C’est la somme de ces chroniques que nous publions aujourd’hui en un seul volume, sous la forme d’une anthologie thématisée, qui reprend le titre d’une des chroniques, « Pourquoi les top-modèles ne sourient pas ». Nous avons choisi de conserver cinq grands thèmes organisateurs. D’abord une série de chroniques sur les coulisses de la science. Avec quoi travaille-t-on ? avec qui ? et comment ? Ensuite une série, intitulée « au travail », sur l’observation, par les sociologues, du travail des autres. On entre ensuite dans l’intimité des acteurs sociaux, avec une série sur la vie de famille et la sexualité. On s’intéresse à la politique, au sens large, que ce soient les formes de gouvernement (et de gouvernement de soi) et les formes de participation électorale. On termine par l’étude plus générale de la structure sociale et de la structure des relations sociales.

Dans Le Monde, la chronique était courte. C’est, pour des universitaires, une contrainte.

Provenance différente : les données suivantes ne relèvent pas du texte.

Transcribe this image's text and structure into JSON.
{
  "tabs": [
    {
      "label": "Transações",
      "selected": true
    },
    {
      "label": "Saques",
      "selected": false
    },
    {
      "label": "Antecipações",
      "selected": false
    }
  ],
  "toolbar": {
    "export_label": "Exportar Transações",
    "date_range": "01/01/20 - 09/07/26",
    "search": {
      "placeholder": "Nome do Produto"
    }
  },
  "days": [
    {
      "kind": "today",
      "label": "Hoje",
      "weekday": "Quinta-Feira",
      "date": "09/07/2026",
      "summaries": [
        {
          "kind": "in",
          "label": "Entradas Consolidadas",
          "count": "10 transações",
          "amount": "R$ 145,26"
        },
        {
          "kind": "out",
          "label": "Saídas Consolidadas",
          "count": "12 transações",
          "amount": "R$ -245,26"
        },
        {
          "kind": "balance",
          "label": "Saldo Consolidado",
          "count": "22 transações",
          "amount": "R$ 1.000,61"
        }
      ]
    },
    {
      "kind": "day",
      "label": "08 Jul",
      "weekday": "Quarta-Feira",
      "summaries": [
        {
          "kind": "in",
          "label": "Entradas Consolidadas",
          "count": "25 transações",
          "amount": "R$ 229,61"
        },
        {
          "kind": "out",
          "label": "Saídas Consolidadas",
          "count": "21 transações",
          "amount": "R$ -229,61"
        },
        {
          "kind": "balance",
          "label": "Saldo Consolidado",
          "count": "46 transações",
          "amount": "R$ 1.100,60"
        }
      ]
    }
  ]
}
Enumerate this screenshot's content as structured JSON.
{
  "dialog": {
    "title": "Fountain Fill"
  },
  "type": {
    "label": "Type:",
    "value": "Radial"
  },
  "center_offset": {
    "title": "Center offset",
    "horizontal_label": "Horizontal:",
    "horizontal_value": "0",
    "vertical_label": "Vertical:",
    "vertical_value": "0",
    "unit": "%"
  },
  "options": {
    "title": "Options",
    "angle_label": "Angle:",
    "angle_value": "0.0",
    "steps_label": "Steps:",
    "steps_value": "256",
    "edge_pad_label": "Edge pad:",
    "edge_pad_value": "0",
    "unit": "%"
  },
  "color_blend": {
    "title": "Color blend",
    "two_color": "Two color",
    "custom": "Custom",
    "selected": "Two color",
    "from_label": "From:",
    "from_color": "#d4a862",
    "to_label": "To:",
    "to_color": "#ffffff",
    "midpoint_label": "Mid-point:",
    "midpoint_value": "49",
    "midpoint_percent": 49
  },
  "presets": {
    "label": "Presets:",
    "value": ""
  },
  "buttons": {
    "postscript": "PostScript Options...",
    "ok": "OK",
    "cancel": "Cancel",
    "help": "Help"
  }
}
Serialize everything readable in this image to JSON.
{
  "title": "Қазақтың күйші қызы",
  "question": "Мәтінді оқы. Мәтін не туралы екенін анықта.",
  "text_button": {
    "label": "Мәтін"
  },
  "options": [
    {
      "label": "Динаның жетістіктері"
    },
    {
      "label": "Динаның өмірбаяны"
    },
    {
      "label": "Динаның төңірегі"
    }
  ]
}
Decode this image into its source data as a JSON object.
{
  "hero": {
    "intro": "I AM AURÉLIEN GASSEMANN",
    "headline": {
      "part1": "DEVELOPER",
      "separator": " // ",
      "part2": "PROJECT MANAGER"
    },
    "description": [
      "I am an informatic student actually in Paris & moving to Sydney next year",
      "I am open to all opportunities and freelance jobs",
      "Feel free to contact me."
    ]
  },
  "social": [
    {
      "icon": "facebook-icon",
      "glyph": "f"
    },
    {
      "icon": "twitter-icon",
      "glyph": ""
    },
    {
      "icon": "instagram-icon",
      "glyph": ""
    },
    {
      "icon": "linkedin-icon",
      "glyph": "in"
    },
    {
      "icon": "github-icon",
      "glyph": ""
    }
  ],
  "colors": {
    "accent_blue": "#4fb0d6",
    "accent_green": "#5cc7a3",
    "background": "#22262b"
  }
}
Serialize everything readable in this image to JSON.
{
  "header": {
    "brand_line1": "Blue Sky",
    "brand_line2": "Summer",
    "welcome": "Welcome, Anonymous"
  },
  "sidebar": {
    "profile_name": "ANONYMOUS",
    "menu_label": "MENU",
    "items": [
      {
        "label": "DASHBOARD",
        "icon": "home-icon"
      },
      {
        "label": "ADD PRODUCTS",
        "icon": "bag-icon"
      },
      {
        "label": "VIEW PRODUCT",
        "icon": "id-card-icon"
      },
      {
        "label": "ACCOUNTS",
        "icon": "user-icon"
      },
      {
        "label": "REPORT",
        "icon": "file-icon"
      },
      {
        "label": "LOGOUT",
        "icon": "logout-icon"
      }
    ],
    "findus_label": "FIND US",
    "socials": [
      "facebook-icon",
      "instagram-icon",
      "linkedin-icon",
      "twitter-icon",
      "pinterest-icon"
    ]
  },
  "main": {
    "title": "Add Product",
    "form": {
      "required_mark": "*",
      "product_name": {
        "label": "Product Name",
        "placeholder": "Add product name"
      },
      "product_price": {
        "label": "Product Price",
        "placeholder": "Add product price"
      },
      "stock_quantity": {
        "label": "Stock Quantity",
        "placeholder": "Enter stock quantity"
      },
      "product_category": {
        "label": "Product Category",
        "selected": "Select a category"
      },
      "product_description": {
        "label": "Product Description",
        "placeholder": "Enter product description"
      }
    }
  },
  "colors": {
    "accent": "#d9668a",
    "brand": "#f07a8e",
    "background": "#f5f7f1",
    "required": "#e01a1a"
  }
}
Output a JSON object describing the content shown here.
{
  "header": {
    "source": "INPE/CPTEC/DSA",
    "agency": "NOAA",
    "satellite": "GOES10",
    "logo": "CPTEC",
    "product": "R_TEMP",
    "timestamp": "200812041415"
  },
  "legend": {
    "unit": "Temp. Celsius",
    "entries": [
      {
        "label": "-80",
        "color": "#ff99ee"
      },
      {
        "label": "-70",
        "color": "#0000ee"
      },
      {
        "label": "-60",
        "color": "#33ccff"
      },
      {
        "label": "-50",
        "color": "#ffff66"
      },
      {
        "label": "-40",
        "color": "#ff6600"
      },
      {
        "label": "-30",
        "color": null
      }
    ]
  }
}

Tout dire, ou presque, en quelques phrases et trois paragraphes. Ce fut parfois frustrant, aussi nous avons pris ici, en les rassemblant dans ce livre, la liberté de rajouter des documents, des graphiques, quelques références bibliographiques, d’allonger une peu certains textes et de les mettre en relation les uns avec les autres. Mais la brièveté n’est pas qu’une contrainte, c’est aussi un atout. Nous avons essayé de rester synthétiques en d’abord pensant aussi aux enseignants, de lycée ou de premier cycle, qui ont parfois envie de présenter un article récent, mais qui, en raison de la taille des articles, et du format des cours, ne peuvent pas le faire. Nos chroniques, courtes, peuvent servir de point de départ, de document d’appui dans un TD, par exemple.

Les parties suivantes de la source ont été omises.